The space-tracking Invesco Solar ETF slipped 7%, taking its one-month decline to 15%.
SolarEdge was the biggest drag against the fund, down 15%. The company declared profits after the bell Monday night. While the company’s results have exceeded analysts’ expectations for revenue and earnings, SolarEdge has warned of margin erosion in the future through higher shipping costs.
“Sea freight prices have risen by over 100% over the past few months and our pre-negotiated prices have gradually expired and exposed us to higher freight costs around the world,” said Zvi Lando, CEO of the company, when calling for results.
The company noted, however, that it has enough supply to meet demand in the second half of the year. This contrasts with competitor Enphase Energy, which said last week that its second-quarter deliveries would be constrained by the global chip shortage.
Semiconductors are key components for both battery storage and solar inverters. The shortage has also hit the auto industry, among others, with companies such as GM and Ford cutting production at several factories.
SolarEdge’s weakness spread to the rest of the industry on Tuesday, as investors fear companies may not be able to keep pace with record demand.
Sunnova reported higher than estimated profits on April 28, and the company also said it had stockpiled parts in anticipation of shortage fears. Still, stocks have fallen more than 20% over the past week.

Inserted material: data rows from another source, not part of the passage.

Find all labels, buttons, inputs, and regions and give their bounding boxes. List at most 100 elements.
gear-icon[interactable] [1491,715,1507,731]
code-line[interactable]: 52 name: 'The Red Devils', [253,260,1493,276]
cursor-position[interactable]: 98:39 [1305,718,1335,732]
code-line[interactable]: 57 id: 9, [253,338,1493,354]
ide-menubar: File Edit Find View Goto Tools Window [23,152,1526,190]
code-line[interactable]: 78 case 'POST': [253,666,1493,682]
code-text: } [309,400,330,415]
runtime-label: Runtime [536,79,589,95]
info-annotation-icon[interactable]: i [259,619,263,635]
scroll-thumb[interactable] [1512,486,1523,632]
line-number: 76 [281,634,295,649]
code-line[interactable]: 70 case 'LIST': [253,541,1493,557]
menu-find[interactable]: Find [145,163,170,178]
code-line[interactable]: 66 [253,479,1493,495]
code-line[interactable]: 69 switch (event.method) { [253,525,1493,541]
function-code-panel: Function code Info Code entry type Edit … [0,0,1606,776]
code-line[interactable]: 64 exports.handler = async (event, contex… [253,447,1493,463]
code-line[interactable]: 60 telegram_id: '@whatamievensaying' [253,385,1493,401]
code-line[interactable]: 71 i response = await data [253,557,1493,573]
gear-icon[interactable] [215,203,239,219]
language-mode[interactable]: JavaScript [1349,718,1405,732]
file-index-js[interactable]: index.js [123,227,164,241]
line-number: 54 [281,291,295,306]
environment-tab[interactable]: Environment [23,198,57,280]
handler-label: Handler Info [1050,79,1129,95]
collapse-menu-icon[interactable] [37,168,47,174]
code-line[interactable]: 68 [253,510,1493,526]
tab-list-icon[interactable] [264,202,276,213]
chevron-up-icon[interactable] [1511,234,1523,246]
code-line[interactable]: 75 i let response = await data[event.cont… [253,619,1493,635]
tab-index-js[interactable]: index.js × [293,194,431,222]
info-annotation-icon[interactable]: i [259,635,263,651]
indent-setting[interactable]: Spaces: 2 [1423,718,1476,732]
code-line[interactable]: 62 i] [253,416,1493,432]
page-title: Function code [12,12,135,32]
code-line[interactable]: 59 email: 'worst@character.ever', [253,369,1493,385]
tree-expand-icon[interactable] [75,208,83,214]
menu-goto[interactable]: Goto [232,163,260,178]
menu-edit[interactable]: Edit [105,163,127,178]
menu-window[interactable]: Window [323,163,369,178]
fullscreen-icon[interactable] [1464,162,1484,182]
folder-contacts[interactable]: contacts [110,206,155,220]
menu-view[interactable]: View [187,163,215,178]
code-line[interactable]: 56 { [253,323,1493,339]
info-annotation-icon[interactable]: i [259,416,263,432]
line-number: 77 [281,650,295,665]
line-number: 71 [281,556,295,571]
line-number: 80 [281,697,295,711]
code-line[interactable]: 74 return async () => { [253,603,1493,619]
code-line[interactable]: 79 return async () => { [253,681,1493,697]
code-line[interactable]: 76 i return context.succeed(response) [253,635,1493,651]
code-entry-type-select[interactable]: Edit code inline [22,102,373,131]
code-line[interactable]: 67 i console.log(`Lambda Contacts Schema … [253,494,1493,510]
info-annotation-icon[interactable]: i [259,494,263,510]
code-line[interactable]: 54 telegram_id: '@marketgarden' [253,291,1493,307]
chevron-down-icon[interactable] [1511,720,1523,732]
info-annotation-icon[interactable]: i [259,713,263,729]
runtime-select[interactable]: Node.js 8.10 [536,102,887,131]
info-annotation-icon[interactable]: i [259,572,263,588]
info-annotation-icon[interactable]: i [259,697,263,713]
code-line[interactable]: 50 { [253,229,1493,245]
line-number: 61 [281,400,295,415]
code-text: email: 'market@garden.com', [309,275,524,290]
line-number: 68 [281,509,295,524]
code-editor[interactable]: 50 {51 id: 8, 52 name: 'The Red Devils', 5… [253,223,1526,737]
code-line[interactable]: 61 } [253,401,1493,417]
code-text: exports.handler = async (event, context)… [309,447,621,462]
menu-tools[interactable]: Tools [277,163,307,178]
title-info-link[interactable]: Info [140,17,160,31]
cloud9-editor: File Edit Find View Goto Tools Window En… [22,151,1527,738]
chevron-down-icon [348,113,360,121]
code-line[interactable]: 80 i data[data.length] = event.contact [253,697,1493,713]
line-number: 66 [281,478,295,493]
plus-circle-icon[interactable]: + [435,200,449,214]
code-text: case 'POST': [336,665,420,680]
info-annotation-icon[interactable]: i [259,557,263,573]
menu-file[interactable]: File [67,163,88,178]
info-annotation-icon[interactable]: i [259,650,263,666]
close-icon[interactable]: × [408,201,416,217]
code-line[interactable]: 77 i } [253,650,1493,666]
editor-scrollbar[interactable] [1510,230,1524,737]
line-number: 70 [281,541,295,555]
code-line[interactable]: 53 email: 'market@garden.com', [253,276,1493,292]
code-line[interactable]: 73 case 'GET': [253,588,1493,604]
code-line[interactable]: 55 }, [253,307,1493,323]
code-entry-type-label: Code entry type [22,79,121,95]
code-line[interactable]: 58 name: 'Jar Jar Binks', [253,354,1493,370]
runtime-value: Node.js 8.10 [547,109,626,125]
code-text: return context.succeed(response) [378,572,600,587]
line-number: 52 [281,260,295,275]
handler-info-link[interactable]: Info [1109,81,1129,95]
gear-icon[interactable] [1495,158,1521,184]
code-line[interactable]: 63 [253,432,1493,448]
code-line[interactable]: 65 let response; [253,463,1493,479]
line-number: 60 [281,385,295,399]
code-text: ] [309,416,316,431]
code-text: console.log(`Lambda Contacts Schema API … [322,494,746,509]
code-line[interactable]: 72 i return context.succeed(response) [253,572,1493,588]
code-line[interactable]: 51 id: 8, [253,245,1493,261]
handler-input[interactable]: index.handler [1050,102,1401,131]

SunPower and Sunrun are expected to release their results on Wednesday.
Still, some Wall Street analysts remain positive about the sector, noting that despite short-term headwinds, the long-term outlook remains strong.

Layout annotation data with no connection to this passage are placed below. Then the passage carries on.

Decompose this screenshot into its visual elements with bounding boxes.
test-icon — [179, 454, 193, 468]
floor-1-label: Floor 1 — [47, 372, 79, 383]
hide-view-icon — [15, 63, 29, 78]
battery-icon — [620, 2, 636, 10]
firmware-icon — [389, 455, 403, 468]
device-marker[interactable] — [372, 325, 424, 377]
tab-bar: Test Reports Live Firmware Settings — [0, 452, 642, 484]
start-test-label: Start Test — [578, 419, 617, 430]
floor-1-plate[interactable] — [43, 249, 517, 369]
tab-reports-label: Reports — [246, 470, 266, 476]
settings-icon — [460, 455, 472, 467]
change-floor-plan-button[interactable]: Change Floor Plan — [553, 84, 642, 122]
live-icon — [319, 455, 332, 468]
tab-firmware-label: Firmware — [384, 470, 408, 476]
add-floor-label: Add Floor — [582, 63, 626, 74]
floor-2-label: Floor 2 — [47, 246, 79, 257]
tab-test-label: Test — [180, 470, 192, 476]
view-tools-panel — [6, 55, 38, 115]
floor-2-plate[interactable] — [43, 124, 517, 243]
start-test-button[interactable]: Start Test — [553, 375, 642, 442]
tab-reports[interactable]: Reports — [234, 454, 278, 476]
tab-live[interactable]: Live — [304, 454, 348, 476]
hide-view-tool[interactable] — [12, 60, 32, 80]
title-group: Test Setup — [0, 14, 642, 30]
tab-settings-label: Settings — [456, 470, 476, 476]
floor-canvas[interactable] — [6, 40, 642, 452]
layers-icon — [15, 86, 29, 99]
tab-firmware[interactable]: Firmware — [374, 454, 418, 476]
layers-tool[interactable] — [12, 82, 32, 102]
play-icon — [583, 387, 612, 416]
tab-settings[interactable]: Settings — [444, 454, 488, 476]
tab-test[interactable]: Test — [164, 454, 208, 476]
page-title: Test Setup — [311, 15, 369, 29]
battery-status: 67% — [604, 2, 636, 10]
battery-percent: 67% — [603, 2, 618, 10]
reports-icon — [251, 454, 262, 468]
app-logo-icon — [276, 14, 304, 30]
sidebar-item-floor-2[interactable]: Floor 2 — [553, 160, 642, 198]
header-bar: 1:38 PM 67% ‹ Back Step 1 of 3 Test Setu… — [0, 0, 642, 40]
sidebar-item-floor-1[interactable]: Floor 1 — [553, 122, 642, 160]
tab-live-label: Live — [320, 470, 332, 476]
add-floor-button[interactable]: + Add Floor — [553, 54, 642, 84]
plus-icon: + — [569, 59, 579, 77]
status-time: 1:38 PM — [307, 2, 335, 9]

“We are encouraged by demand trends and believe long-term investors should buy weakness in stocks ahead of expected improvements in supply constraints in the coming quarters,” JPMorgan noted.
The Invesco Solar fund gained 233% in 2020, largely outpacing the 16% gain of the S&P 500. For 2021, the fund is down 25% while the S&P 500 is up 10%.
– CNBC’s Michael Bloom contributed reporting.